Each of the new weapons and armor pieces is irreplaceable – if the soldier carrying them is killed and their body isn’t recovered, they’re gone for good. That risk adds some tension, but of course you’d be foolish not to take them on virtually every mission where you’re taking a soldier who can equip them – with the exception of timed, forced-evacuation missions where you might not have time to recover a body.
Having beaten the new content on Commander difficulty, I’m a little concerned about Alien Hunters’ impact on XCOM 2’s balance in the long term. We get a significant power boost right away from these new weapons – and we need it to help deal with the major mid-game threat of the Rulers – but once they’re dead we’re even more powerful thanks to the abilities from the three carcass suits and the new guns, and the aliens have no late-game answer for that. So relative to the vanilla game, what we’re left with is a campaign that starts easy, gets hard, and then gets (relatively) easy again – and that’s not the smooth and rewarding escalation in difficulty I’d like to see.

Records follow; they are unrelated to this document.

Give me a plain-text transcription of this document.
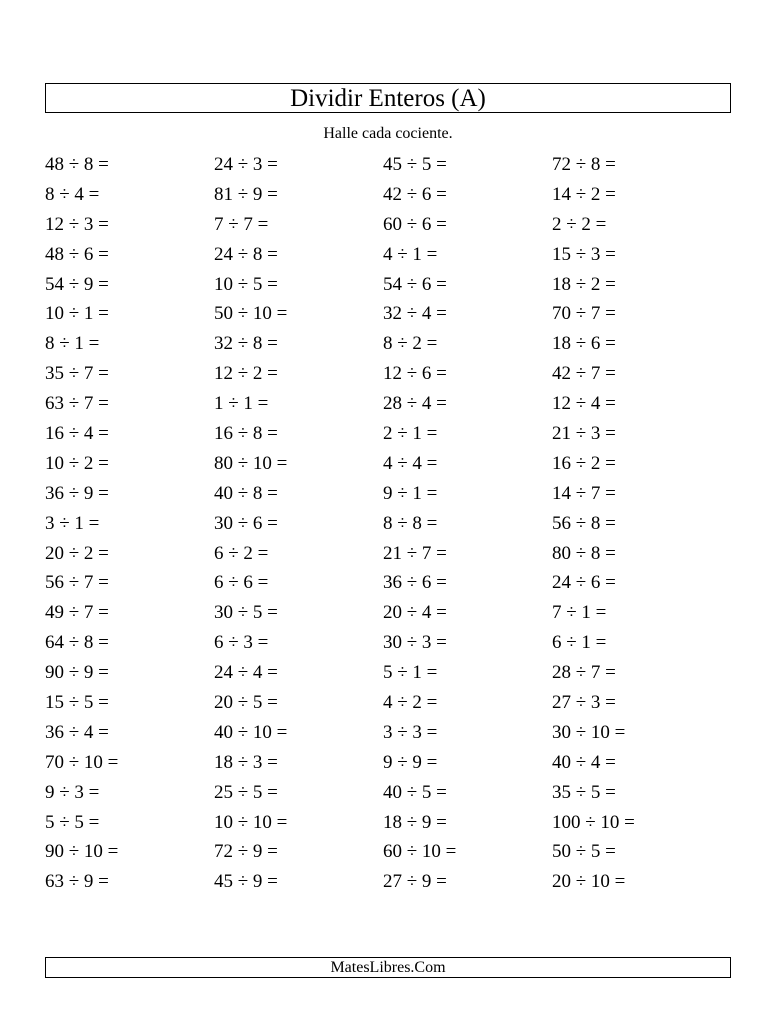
Dividir Enteros (A)
Halle cada cociente.
48 ÷ 8 =	24 ÷ 3 =	45 ÷ 5 =	72 ÷ 8 =
8 ÷ 4 =	81 ÷ 9 =	42 ÷ 6 =	14 ÷ 2 =
12 ÷ 3 =	7 ÷ 7 =	60 ÷ 6 =	2 ÷ 2 =
48 ÷ 6 =	24 ÷ 8 =	4 ÷ 1 =	15 ÷ 3 =
54 ÷ 9 =	10 ÷ 5 =	54 ÷ 6 =	18 ÷ 2 =
10 ÷ 1 =	50 ÷ 10 =	32 ÷ 4 =	70 ÷ 7 =
8 ÷ 1 =	32 ÷ 8 =	8 ÷ 2 =	18 ÷ 6 =
35 ÷ 7 =	12 ÷ 2 =	12 ÷ 6 =	42 ÷ 7 =
63 ÷ 7 =	1 ÷ 1 =	28 ÷ 4 =	12 ÷ 4 =
16 ÷ 4 =	16 ÷ 8 =	2 ÷ 1 =	21 ÷ 3 =
10 ÷ 2 =	80 ÷ 10 =	4 ÷ 4 =	16 ÷ 2 =
36 ÷ 9 =	40 ÷ 8 =	9 ÷ 1 =	14 ÷ 7 =
3 ÷ 1 =	30 ÷ 6 =	8 ÷ 8 =	56 ÷ 8 =
20 ÷ 2 =	6 ÷ 2 =	21 ÷ 7 =	80 ÷ 8 =
56 ÷ 7 =	6 ÷ 6 =	36 ÷ 6 =	24 ÷ 6 =
49 ÷ 7 =	30 ÷ 5 =	20 ÷ 4 =	7 ÷ 1 =
64 ÷ 8 =	6 ÷ 3 =	30 ÷ 3 =	6 ÷ 1 =
90 ÷ 9 =	24 ÷ 4 =	5 ÷ 1 =	28 ÷ 7 =
15 ÷ 5 =	20 ÷ 5 =	4 ÷ 2 =	27 ÷ 3 =
36 ÷ 4 =	40 ÷ 10 =	3 ÷ 3 =	30 ÷ 10 =
70 ÷ 10 =	18 ÷ 3 =	9 ÷ 9 =	40 ÷ 4 =
9 ÷ 3 =	25 ÷ 5 =	40 ÷ 5 =	35 ÷ 5 =
5 ÷ 5 =	10 ÷ 10 =	18 ÷ 9 =	100 ÷ 10 =
90 ÷ 10 =	72 ÷ 9 =	60 ÷ 10 =	50 ÷ 5 =
63 ÷ 9 =	45 ÷ 9 =	27 ÷ 9 =	20 ÷ 10 =
MatesLibres.Com
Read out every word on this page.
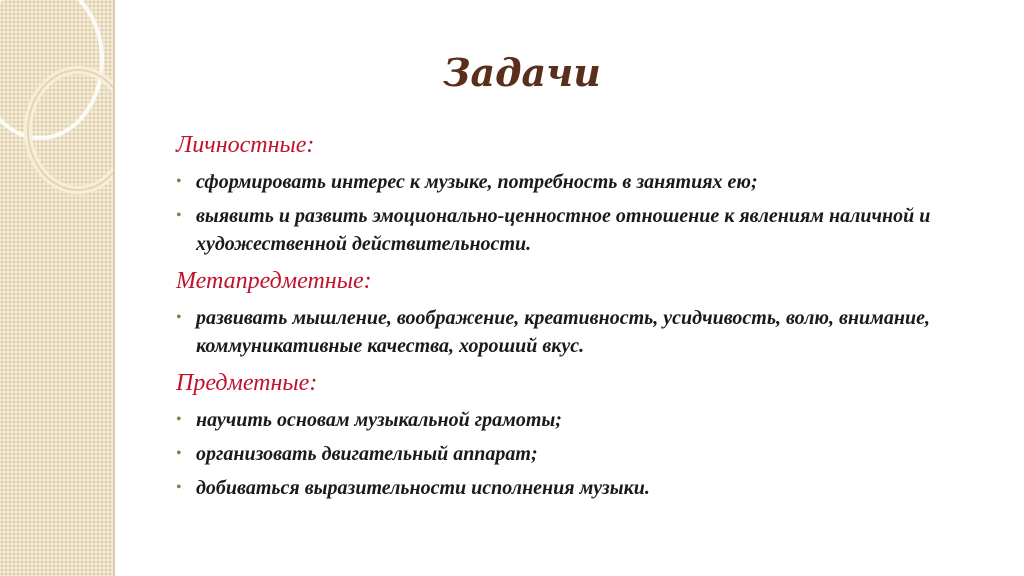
Задачи
Личностные:
• сформировать интерес к музыке, потребность в занятиях ею;
• выявить и развить эмоционально-ценностное отношение к явлениям наличной и художественной действительности.
Метапредметные:
• развивать мышление, воображение, креативность, усидчивость, волю, внимание, коммуникативные качества, хороший вкус.
Предметные:
• научить основам музыкальной грамоты;
• организовать двигательный аппарат;
• добиваться выразительности исполнения музыки.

A final note on that story mission: I ran into some significant bugs, where a character who was supposed to accompany me simply didn’t show up, and afterwards I somehow had the Squad Size II upgrade despite not yet paying for it or even unlocking it. It wasn’t game-breaking, but I don’t think that was supposed to happen. On the bright side, that mission can be disabled for subsequent playthroughs without disabling all of Alien Hunters, which will be good for replay variety.